Malina - Ingeborg Bachmann
Seule la désignation du temps a été laborieuse : dire « aujourd’hui », comme on le dit chaque jour, m’est presque impossible ; moi, quand des gens me font part de leurs projets pour aujourd’hui, ce n’est pas, comme on le croit volontiers, un regard absent, c’est un regard très attentif au contraire, que je prends, perplexe, tant mes rapports sont difficiles avec cet « aujourd’hui » que je peux seulement franchir en toute hâte, dans la plus grande angoisse, dont je peux écrire, ou dire seulement, dans la plus grande angoisse, ce qui s’y passe ; car ce qu’on écrit sur aujourd’hui, on devrait aussitôt le détruire, comme on déchire, froisse, laisse inachevées, inexpédiées, les lettres réelles, parce qu’étant d’aujourd’hui, il n’est pas d’aujourd’hui où elles puissent être reçues.
Nul n’est mieux fait pour comprendre le mot « aujourd’hui » que celui qui a écrit un jour, pour la déchirer ensuite, quelque lettre affreusement suppliante. Et qui ne connaît ces billets presque illisibles : « Venez, pour peu que vous le puissiez, le vouliez, de grâce ! A cinq heures au café Landtmann ! » Ou ces télégrammes : « Prière appeler immédiatement stop aujourd’hui encore », ou « Impossible aujourd hui » ?

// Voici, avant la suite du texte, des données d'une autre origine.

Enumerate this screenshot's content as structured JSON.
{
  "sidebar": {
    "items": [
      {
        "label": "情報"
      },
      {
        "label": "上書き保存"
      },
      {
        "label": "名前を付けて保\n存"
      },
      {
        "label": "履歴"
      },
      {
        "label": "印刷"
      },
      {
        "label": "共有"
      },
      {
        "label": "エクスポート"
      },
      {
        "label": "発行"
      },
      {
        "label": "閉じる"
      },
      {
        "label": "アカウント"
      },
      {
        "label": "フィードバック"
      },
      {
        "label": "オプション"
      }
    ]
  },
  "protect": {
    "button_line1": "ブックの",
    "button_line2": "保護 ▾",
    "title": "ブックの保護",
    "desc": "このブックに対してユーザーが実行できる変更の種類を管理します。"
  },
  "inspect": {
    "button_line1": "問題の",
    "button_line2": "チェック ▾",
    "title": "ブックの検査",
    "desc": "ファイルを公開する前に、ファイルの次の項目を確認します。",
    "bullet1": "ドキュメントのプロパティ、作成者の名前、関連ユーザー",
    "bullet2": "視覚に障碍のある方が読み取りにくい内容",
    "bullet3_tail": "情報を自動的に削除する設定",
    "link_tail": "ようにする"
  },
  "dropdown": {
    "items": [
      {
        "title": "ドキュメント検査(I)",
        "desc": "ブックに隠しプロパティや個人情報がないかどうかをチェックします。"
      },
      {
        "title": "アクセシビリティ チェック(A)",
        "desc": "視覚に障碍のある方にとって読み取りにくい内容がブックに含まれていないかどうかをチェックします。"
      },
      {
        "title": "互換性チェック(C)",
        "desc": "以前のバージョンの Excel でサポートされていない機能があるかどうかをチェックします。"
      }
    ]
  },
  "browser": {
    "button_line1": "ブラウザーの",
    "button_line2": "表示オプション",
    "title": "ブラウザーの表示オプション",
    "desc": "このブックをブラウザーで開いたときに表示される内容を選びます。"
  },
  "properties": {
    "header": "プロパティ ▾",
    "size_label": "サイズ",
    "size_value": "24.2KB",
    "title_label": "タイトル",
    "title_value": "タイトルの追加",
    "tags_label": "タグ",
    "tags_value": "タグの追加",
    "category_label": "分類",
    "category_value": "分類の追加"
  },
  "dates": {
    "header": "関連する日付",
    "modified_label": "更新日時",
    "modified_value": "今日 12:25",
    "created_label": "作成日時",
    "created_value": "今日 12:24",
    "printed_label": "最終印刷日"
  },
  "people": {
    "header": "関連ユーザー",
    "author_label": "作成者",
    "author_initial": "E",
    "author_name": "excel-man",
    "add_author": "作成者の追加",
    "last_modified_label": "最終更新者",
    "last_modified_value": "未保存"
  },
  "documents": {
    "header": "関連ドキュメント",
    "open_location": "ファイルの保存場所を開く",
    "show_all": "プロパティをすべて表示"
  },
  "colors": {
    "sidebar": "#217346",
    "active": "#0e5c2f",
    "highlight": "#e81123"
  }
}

Aujourd'hui est un mot auquel les suicidés seuls devraient avoir droit, pour tous les autres il n’a aucun sens, il désigne un jour quelconque, « aujourd’hui » justement, ils savent ce qui les y attend : leurs huit heures de travail ou un jour de congé, tel ou tel trajet, quelques courses, la lecture du journal du soir ou du matin, le thé, un oubli, un rendez-vous, un coup de téléphone ; une journée bien remplie, pas trop remplie si possible.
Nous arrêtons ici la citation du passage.